But that doesn’t tell the whole story. While the Tesla looks better on paper, the Polestar 2 is a much more complete package in the metal. Build quality is higher with better panel gaps, good standards of overall fit and finish. Drivers also don’t have rely on tablet glued to the centre of the dash for the speedo, either.

While a centre-mounted tablet seems to have become the hallmark of a ‘proper’ EV, the Polestar 2 also has a much more conventional digital dash that can display all the info you need – road speed, charge remaining in miles, even navigation directions.

And that leads us on nicely to look at the 2’s tech. You see, while Polestar is a new brand, the 2 is also the first car to use Android Automotive (not to be confused with Android Auto). And that means the car’s infotainment operating system is light years ahead of its rivals. Using the command ‘hey Google!’ you can go on to control and adjust various things like the air con, heated seats, and demisters. There is a drawback though – connectivity for Apple CarPlay won’t arrive until 2021, which can make for a slightly clunky experience for those of the iPhone persuasion.

Still, you’ll have more than enough tech to keep the kids occupied – and more than enough space, too. While the sharply-styled coupe lines do mean you lose some head room, there’s enough leg and shoulder room for two adults in the back, and more than enough for two kids.

There’s plenty of storage, too, with 411 litres of space available via the rear hatch – although there is a slight lip on the boot to be aware of. Meanwhile, the front trunk gets 35 litres, which is just about enough to carry a backpack. There’s plenty of secure fastening points as well.

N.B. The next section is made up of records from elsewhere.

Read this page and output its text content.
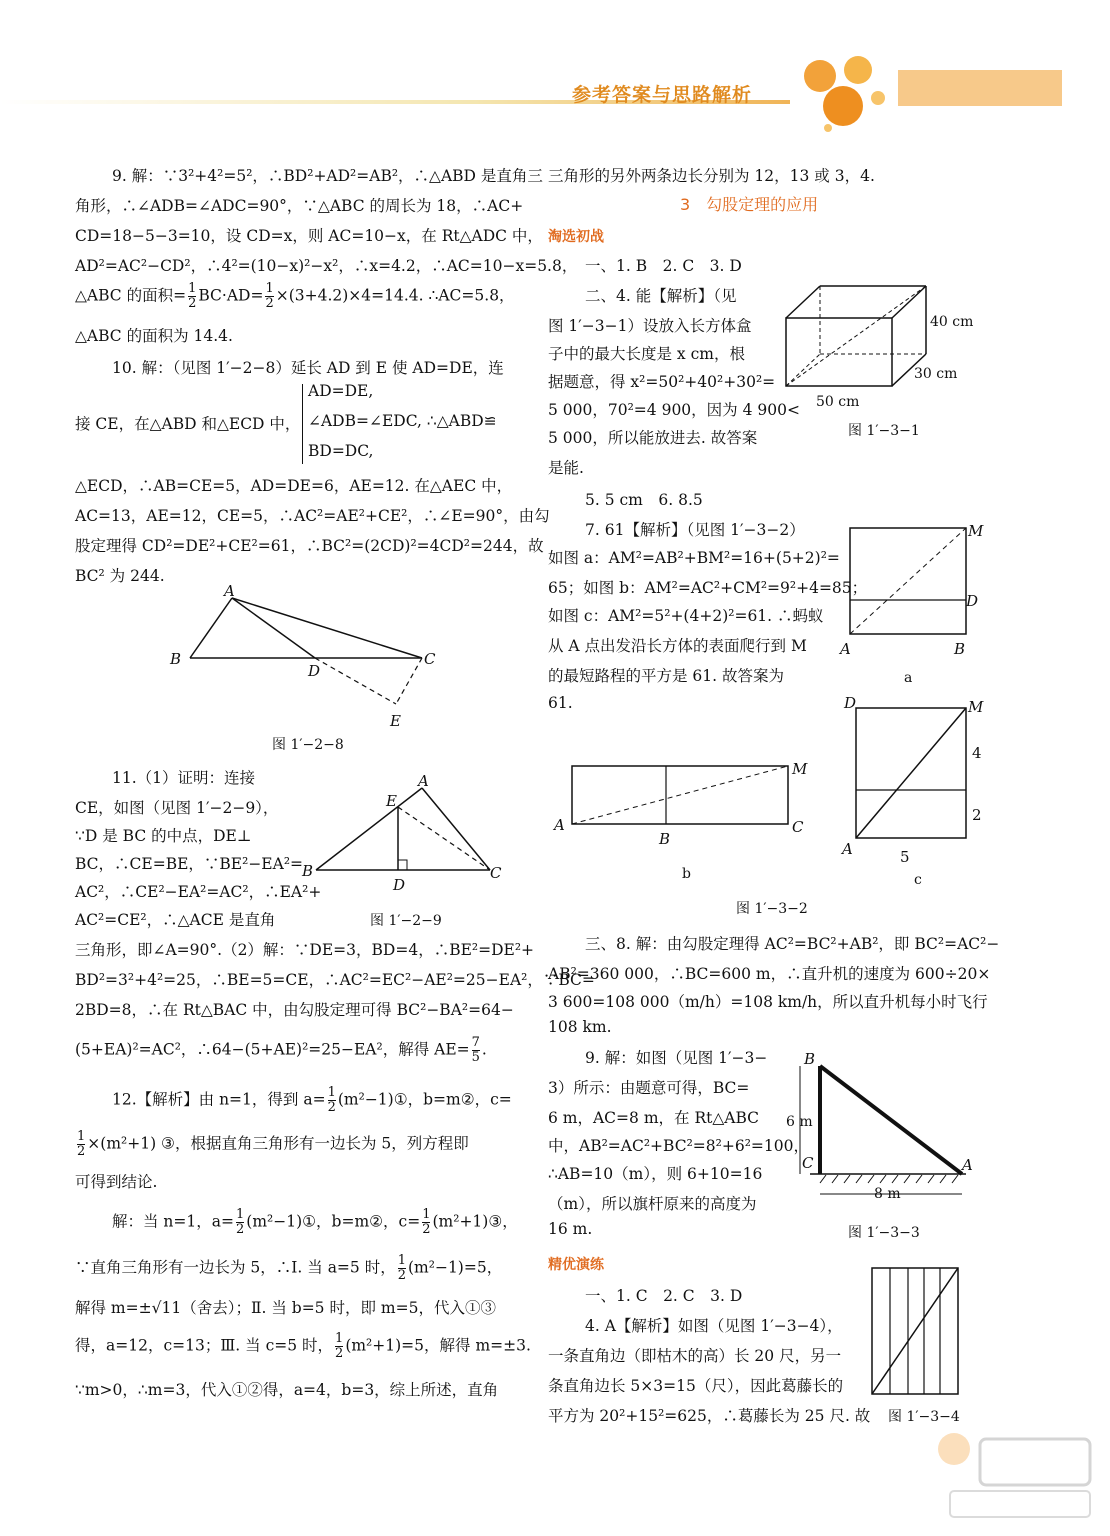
参考答案与思路解析
9. 解：∵3²+4²=5²，∴BD²+AD²=AB²，∴△ABD 是直角三
角形，∴∠ADB=∠ADC=90°，∵△ABC 的周长为 18，∴AC+
CD=18−5−3=10，设 CD=x，则 AC=10−x，在 Rt△ADC 中，
AD²=AC²−CD²，∴4²=(10−x)²−x²，∴x=4.2，∴AC=10−x=5.8，
△ABC 的面积= $\frac{1}{2} BC\cdot AD= \frac{1}{2} \times(3+4.2)\times 4=14.4$. ∴AC=5.8，
△ABC 的面积为 14.4.
10. 解：（见图 1′−2−8）延长 AD 到 E 使 AD=DE，连
AD=DE,
接 CE，在△ABD 和△ECD 中， ∠ADB=∠EDC, ∴△ABD≌
BD=DC,
△ECD，∴AB=CE=5，AD=DE=6，AE=12. 在△AEC 中，
AC=13，AE=12，CE=5，∴AC²=AE²+CE²，∴∠E=90°，由勾
股定理得 CD²=DE²+CE²=61，∴BC²=(2CD)²=4CD²=244，故
BC² 为 244.
A
B	C
D
E
图 1′−2−8
11.（1）证明：连接
CE，如图（见图 1′−2−9），
∵D 是 BC 的中点，DE⊥
BC，∴CE=BE，∵BE²−EA²=
AC²，∴CE²−EA²=AC²，∴EA²+
AC²=CE²，∴△ACE 是直角
三角形，即∠A=90°.（2）解：∵DE=3，BD=4，∴BE²=DE²+
BD²=3²+4²=25，∴BE=5=CE，∴AC²=EC²−AE²=25−EA²，∵BC=
2BD=8，∴在 Rt△BAC 中，由勾股定理可得 BC²−BA²=64−
(5+EA)²=AC²，∴64−(5+AE)²=25−EA²，解得 $AE= \frac{7}{5}$ .
A
B	C
D
E
图 1′−2−9
12.【解析】由 n=1，得到 $a= \frac{1}{2}$ (m²−1)①，b=m②，c=
$\frac{1}{2} \times(m^2+1)$ ③，根据直角三角形有一边长为 5，列方程即
可得到结论.
解：当 n=1，$a= \frac{1}{2}$ (m²−1)①，b=m②，$c= \frac{1}{2}$ (m²+1)③，
∵直角三角形有一边长为 5，∴Ⅰ. 当 a=5 时， $\frac{1}{2} (m^2-1)=5$，
解得 m=±√11（舍去）；Ⅱ. 当 b=5 时，即 m=5，代入①③
得，a=12，c=13；Ⅲ. 当 c=5 时， $\frac{1}{2} (m^2+1)=5$，解得 m=±3.
∵m>0，∴m=3，代入①②得，a=4，b=3，综上所述，直角
三角形的另外两条边长分别为 12，13 或 3，4.
3　勾股定理的应用
淘选初战
一、1. B　2. C　3. D
二、4. 能【解析】（见
图 1′−3−1）设放入长方体盒
子中的最大长度是 x cm，根
据题意，得 x²=50²+40²+30²=
5 000，70²=4 900，因为 4 900<
5 000，所以能放进去. 故答案
是能.
40 cm
30 cm
50 cm
图 1′−3−1
5. 5 cm　6. 8.5
7. 61【解析】（见图 1′−3−2）
如图 a：AM²=AB²+BM²=16+(5+2)²=
65；如图 b：AM²=AC²+CM²=9²+4=85；
如图 c：AM²=5²+(4+2)²=61. ∴蚂蚁
从 A 点出发沿长方体的表面爬行到 M
的最短路程的平方是 61. 故答案为
61.
M
D
A	B
a
M
A
B
C
b
D	M
A
4
2
5
c
图 1′−3−2
三、8. 解：由勾股定理得 AC²=BC²+AB²，即 BC²=AC²−
AB²=360 000，∴BC=600 m，∴直升机的速度为 600÷20×
3 600=108 000（m/h）=108 km/h，所以直升机每小时飞行
108 km.
9. 解：如图（见图 1′−3−
3）所示：由题意可得，BC=
6 m，AC=8 m，在 Rt△ABC
中，AB²=AC²+BC²=8²+6²=100，
∴AB=10（m），则 6+10=16
（m），所以旗杆原来的高度为
16 m.
B
C	A
6 m
8 m
图 1′−3−3
精优演练
一、1. C　2. C　3. D
4. A【解析】如图（见图 1′−3−4），
一条直角边（即枯木的高）长 20 尺，另一
条直角边长 5×3=15（尺），因此葛藤长的
平方为 20²+15²=625，∴葛藤长为 25 尺. 故 图 1′−3−4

This is a bonus as once you’re in the driver’s seat it’s hard not to make the most of all that power. With just over 400PS driving all four wheels, the Polestar 2 is quick enough and still able to deliver a powerful ‘shove’ in the back when you press the throttle (although it’s not quite as hard hitting as a Tesla). Through the bends, there’s minimal lean and the car’s composure allows you to make the most of the road conditions, although the Performance Pack fitted to our car offered better dampers, bigger brakes and 20in wheels that made it feel overly firm at time.

Still, if you’re spending close to £50k on a car it’s nice to have the option to press on, even if doing so will hammer your range. Going from 0-80% at a quick charger takes just under 40 mins, while an overnight eight-hour charge from a domestic wallbox will fully charge the battery and give you about 270 real-world miles.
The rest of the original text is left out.